The Revolutionary Struggle case

The four people subpoenaed by the prosecutor to testify as “members of Revolutionary Struggle”—among whom are Constantinos “Costas” Gournas’ partner and a well-known anarchist (the two others are not connected to the anarchist/antiauthoritarian milieu and were most likely subpoenaed because of nothing more than fingerprints found at the homes of some of the accused)—were not arrested, but they were subjected to conditions like being “prohibited to leave the country,” and they will have to sign in at a police station each month.

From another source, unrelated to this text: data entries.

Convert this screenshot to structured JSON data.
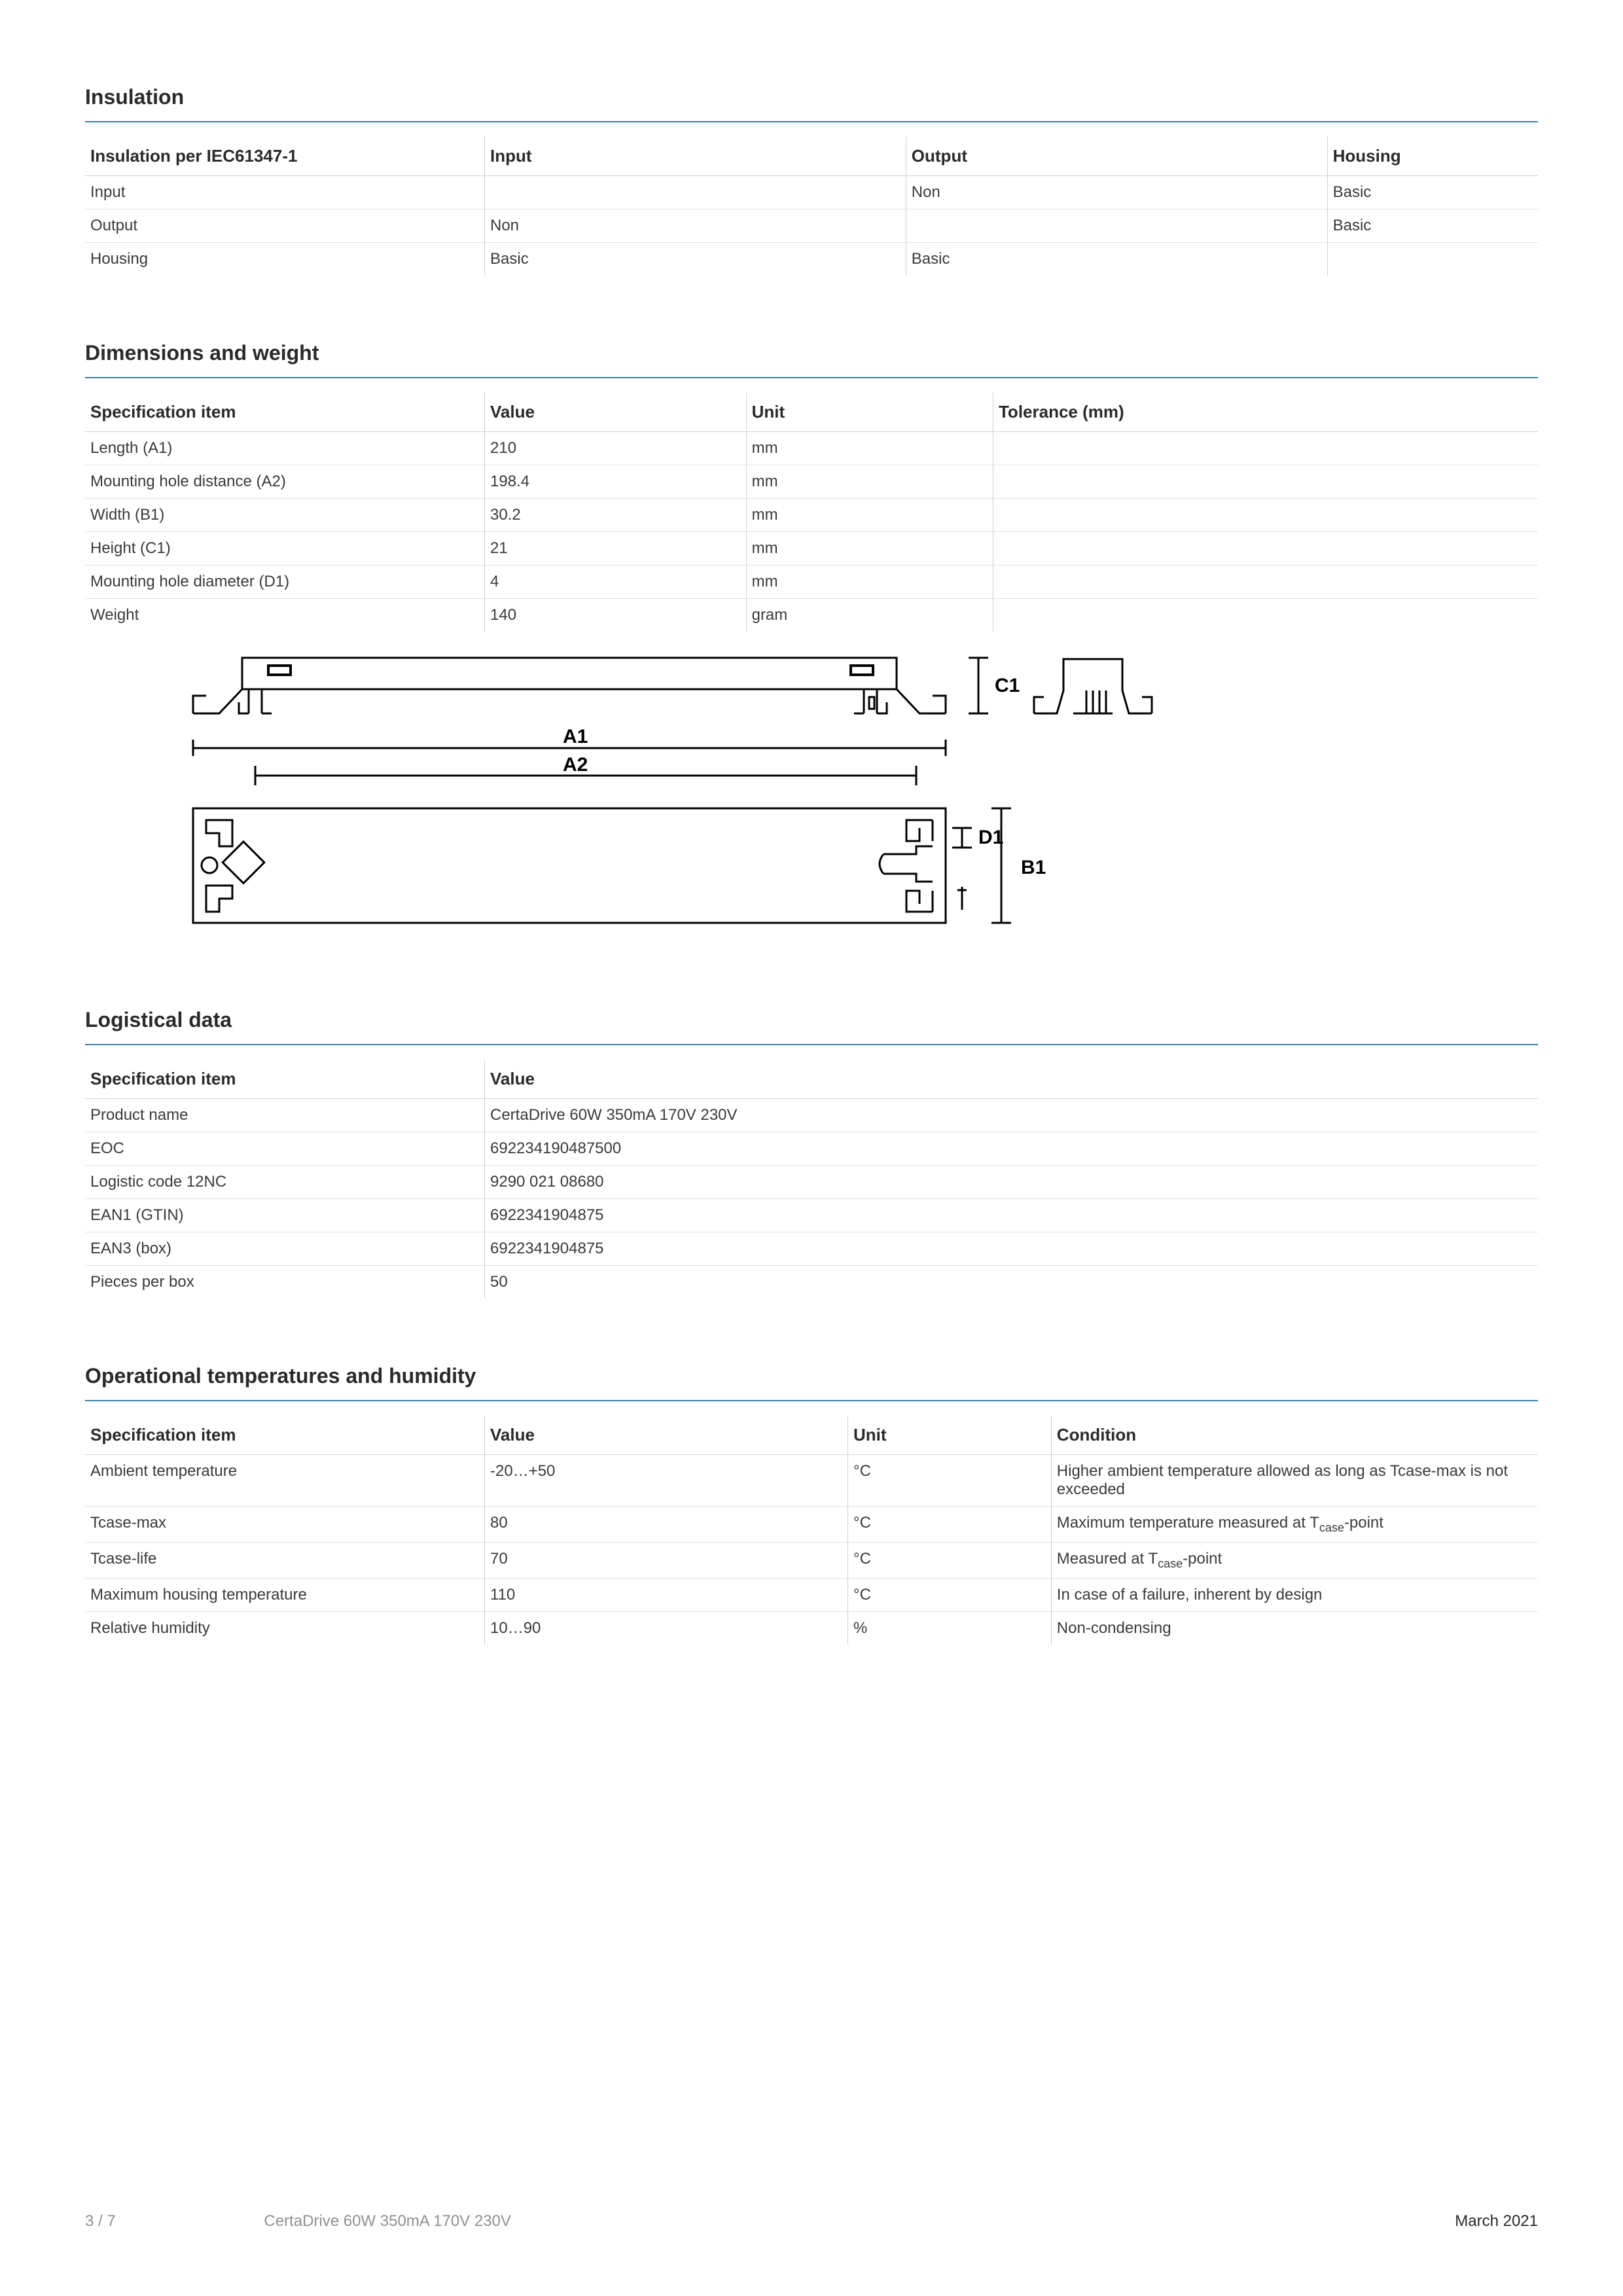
{
  "insulation": {
    "title": "Insulation",
    "headers": [
      "Insulation per IEC61347-1",
      "Input",
      "Output",
      "Housing"
    ],
    "rows": [
      [
        "Input",
        "",
        "Non",
        "Basic"
      ],
      [
        "Output",
        "Non",
        "",
        "Basic"
      ],
      [
        "Housing",
        "Basic",
        "Basic",
        ""
      ]
    ]
  },
  "dimensions": {
    "title": "Dimensions and weight",
    "headers": [
      "Specification item",
      "Value",
      "Unit",
      "Tolerance (mm)"
    ],
    "rows": [
      [
        "Length (A1)",
        "210",
        "mm",
        ""
      ],
      [
        "Mounting hole distance (A2)",
        "198.4",
        "mm",
        ""
      ],
      [
        "Width (B1)",
        "30.2",
        "mm",
        ""
      ],
      [
        "Height (C1)",
        "21",
        "mm",
        ""
      ],
      [
        "Mounting hole diameter (D1)",
        "4",
        "mm",
        ""
      ],
      [
        "Weight",
        "140",
        "gram",
        ""
      ]
    ],
    "diagram": {
      "labels": {
        "A1": "A1",
        "A2": "A2",
        "B1": "B1",
        "C1": "C1",
        "D1": "D1"
      },
      "stroke": "#000000",
      "stroke_width": 2,
      "font_size": 26,
      "font_weight": 700
    }
  },
  "logistical": {
    "title": "Logistical data",
    "headers": [
      "Specification item",
      "Value"
    ],
    "rows": [
      [
        "Product name",
        "CertaDrive 60W 350mA 170V 230V"
      ],
      [
        "EOC",
        "692234190487500"
      ],
      [
        "Logistic code 12NC",
        "9290 021 08680"
      ],
      [
        "EAN1 (GTIN)",
        "6922341904875"
      ],
      [
        "EAN3 (box)",
        "6922341904875"
      ],
      [
        "Pieces per box",
        "50"
      ]
    ]
  },
  "operational": {
    "title": "Operational temperatures and humidity",
    "headers": [
      "Specification item",
      "Value",
      "Unit",
      "Condition"
    ],
    "rows": [
      [
        "Ambient temperature",
        "-20…+50",
        "°C",
        "Higher ambient temperature allowed as long as Tcase-max is not exceeded"
      ],
      [
        "Tcase-max",
        "80",
        "°C",
        "Maximum temperature measured at T<sub>case</sub>-point"
      ],
      [
        "Tcase-life",
        "70",
        "°C",
        "Measured at T<sub>case</sub>-point"
      ],
      [
        "Maximum housing temperature",
        "110",
        "°C",
        "In case of a failure, inherent by design"
      ],
      [
        "Relative humidity",
        "10…90",
        "%",
        "Non-condensing"
      ]
    ]
  },
  "footer": {
    "page": "3 / 7",
    "product": "CertaDrive 60W 350mA 170V 230V",
    "date": "March 2021"
  }
}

Meanwhile, the three who have taken responsibility for participating in Revolutionary Struggle (Gournas, Nikolaos “Nikos” Maziotis, and Panayiota “Pola” Roupa) published a letter that explains their decision to take that step and reveals their positions on the topic of solidarity, the term “political prisoner,” etc. The letter is quite long, but an attempt will be made to translate it as soon as possible.

The Simos Seisidis case

Symeon “Simos” Seisidis is facing several trials. You’ll recall that he had been in hiding since January 2006, charged with participating in the same bank robbery as Yiannis Dimitrakis, before being arrested on May 3, 2010 after being shot by the pigs, the consequences of which meant the amputation of one of his legs.

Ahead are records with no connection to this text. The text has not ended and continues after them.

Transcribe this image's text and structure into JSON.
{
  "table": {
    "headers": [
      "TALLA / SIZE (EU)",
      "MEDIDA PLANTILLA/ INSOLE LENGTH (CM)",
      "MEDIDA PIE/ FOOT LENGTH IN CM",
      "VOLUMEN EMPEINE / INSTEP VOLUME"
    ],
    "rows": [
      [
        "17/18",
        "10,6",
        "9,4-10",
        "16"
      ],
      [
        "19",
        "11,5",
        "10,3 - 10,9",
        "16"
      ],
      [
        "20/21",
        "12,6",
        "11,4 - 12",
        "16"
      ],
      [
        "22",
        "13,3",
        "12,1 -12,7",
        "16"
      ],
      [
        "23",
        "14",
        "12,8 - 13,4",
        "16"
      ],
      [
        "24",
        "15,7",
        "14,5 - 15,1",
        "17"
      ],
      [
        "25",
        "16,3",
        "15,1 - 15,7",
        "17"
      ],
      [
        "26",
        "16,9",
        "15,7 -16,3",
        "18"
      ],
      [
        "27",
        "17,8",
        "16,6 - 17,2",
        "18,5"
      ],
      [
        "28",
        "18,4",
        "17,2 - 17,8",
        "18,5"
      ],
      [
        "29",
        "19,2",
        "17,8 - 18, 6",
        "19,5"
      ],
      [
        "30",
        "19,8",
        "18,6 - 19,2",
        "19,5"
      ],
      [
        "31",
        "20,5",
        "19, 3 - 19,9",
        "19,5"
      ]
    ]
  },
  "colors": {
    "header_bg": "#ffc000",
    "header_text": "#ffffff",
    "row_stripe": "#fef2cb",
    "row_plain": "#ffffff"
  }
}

Seisidis is charged with seven armed robberies, all of which took place while he was at large and all of which are unsolved, with little or no related evidence. It’s therefore easy to charge an anarchist whose photo, along with those of his brother Marios and friend Grigoris Tsironis, “decorates” the walls of police stations and other such places. Simos’ case exemplifies the principle of “guilty until proven innocent.” He will next appear before the Athens Supreme Court on November 19 and 24, and solidarity demonstrations in front of the courthouses have been called for both dates.

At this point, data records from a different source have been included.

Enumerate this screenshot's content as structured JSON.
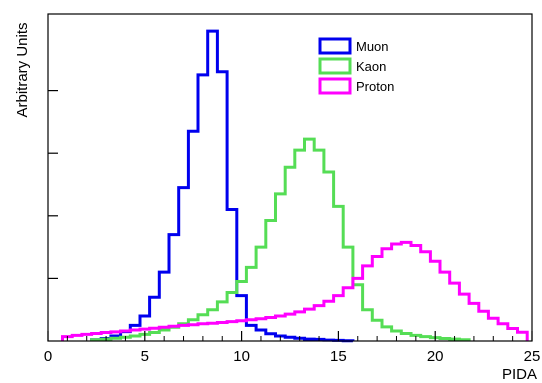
{
  "chart_data": {
    "type": "line",
    "title": "",
    "xlabel": "PIDA",
    "ylabel": "Arbitrary Units",
    "xlim": [
      0,
      25
    ],
    "ylim": [
      0,
      1
    ],
    "x_ticks": [
      "0",
      "5",
      "10",
      "15",
      "20",
      "25"
    ],
    "grid": false,
    "legend_position": "top-right",
    "bin_width": 0.5,
    "series": [
      {
        "name": "Muon",
        "color": "#0000ee",
        "x": [
          2.5,
          3,
          3.5,
          4,
          4.5,
          5,
          5.5,
          6,
          6.5,
          7,
          7.5,
          8,
          8.5,
          9,
          9.5,
          10,
          10.5,
          11,
          11.5,
          12,
          12.5,
          13,
          13.5,
          14,
          14.5,
          15,
          15.5
        ],
        "values": [
          0.004,
          0.008,
          0.016,
          0.03,
          0.05,
          0.08,
          0.14,
          0.22,
          0.34,
          0.49,
          0.67,
          0.85,
          0.99,
          0.86,
          0.42,
          0.145,
          0.05,
          0.035,
          0.023,
          0.016,
          0.012,
          0.009,
          0.006,
          0.005,
          0.003,
          0.002,
          0.001
        ]
      },
      {
        "name": "Kaon",
        "color": "#55dd55",
        "x": [
          2.5,
          3,
          3.5,
          4,
          4.5,
          5,
          5.5,
          6,
          6.5,
          7,
          7.5,
          8,
          8.5,
          9,
          9.5,
          10,
          10.5,
          11,
          11.5,
          12,
          12.5,
          13,
          13.5,
          14,
          14.5,
          15,
          15.5,
          16,
          16.5,
          17,
          17.5,
          18,
          18.5,
          19,
          19.5,
          20,
          20.5,
          21,
          21.5
        ],
        "values": [
          0.004,
          0.006,
          0.009,
          0.012,
          0.016,
          0.021,
          0.027,
          0.035,
          0.044,
          0.055,
          0.068,
          0.084,
          0.1,
          0.125,
          0.155,
          0.19,
          0.235,
          0.3,
          0.385,
          0.47,
          0.555,
          0.61,
          0.645,
          0.61,
          0.54,
          0.43,
          0.3,
          0.18,
          0.1,
          0.066,
          0.045,
          0.032,
          0.024,
          0.018,
          0.014,
          0.011,
          0.008,
          0.006,
          0.004
        ]
      },
      {
        "name": "Proton",
        "color": "#ff00ff",
        "x": [
          1,
          1.5,
          2,
          2.5,
          3,
          3.5,
          4,
          4.5,
          5,
          5.5,
          6,
          6.5,
          7,
          7.5,
          8,
          8.5,
          9,
          9.5,
          10,
          10.5,
          11,
          11.5,
          12,
          12.5,
          13,
          13.5,
          14,
          14.5,
          15,
          15.5,
          16,
          16.5,
          17,
          17.5,
          18,
          18.5,
          19,
          19.5,
          20,
          20.5,
          21,
          21.5,
          22,
          22.5,
          23,
          23.5,
          24,
          24.5
        ],
        "values": [
          0.014,
          0.018,
          0.021,
          0.024,
          0.027,
          0.029,
          0.032,
          0.035,
          0.038,
          0.041,
          0.044,
          0.047,
          0.05,
          0.052,
          0.055,
          0.057,
          0.059,
          0.062,
          0.065,
          0.068,
          0.071,
          0.075,
          0.08,
          0.086,
          0.093,
          0.102,
          0.113,
          0.127,
          0.145,
          0.17,
          0.2,
          0.24,
          0.27,
          0.295,
          0.31,
          0.315,
          0.305,
          0.285,
          0.255,
          0.22,
          0.185,
          0.15,
          0.12,
          0.095,
          0.073,
          0.055,
          0.04,
          0.028
        ]
      }
    ]
  }
}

In a great display of solidarity, and thanks to the money raised by comrades (in Greece and abroad), a high-quality artificial leg was finally bought for Simos (at a cost of 39,000 euros) just over a month ago.

The trial of Alfredo and Christos

Comrades outside Greece often ask: Why is nothing going on with Alfredo Bonanno and Christos Stratigopoulos? From the moment of their arrest on October 1, 2009, there have been many attacks in solidarity with them, as well as posters, graffiti, etc. However, due to their decision to refuse a specific “political campaign” (in other words, massive turnouts in the form of marches and demonstrations), the usual public displays have not taken place. Their choice—which has a lot to do with Bonanno’s fragile health, along with other factors—has been respected, but that shouldn’t stop anyone from supporting them economically.

Bonanno and Stratigopoulos recently published a little note regarding their trial, which is coming up a few days:

Thanks to all the comrades everywhere for the solidarity you have shown us thus far, but we ask you to not come to our trial, which will be held in Larissa on November 22, 2010.

—Alfredo & Christos

This gives us an opportunity to “publicize” a new Italian website at which there are a number of interesting texts, some of which have already been forgotten, like this article by Stratigopoulos.

Yiannis Dimitrakis’ final appeal hearing

On December 6, Yiannis Dimitrakis will appear in front of the second circuit court of appeals. It will be the final legal chance for him to reduce his sentence. Dimitrakis was sentenced by the first circuit court to 35 years in prison for a bank robbery.

In the days leading up to his court date, different solidarity actions will take place at the national level and—depending on comrades outside Greece—perhaps internationally, like last April.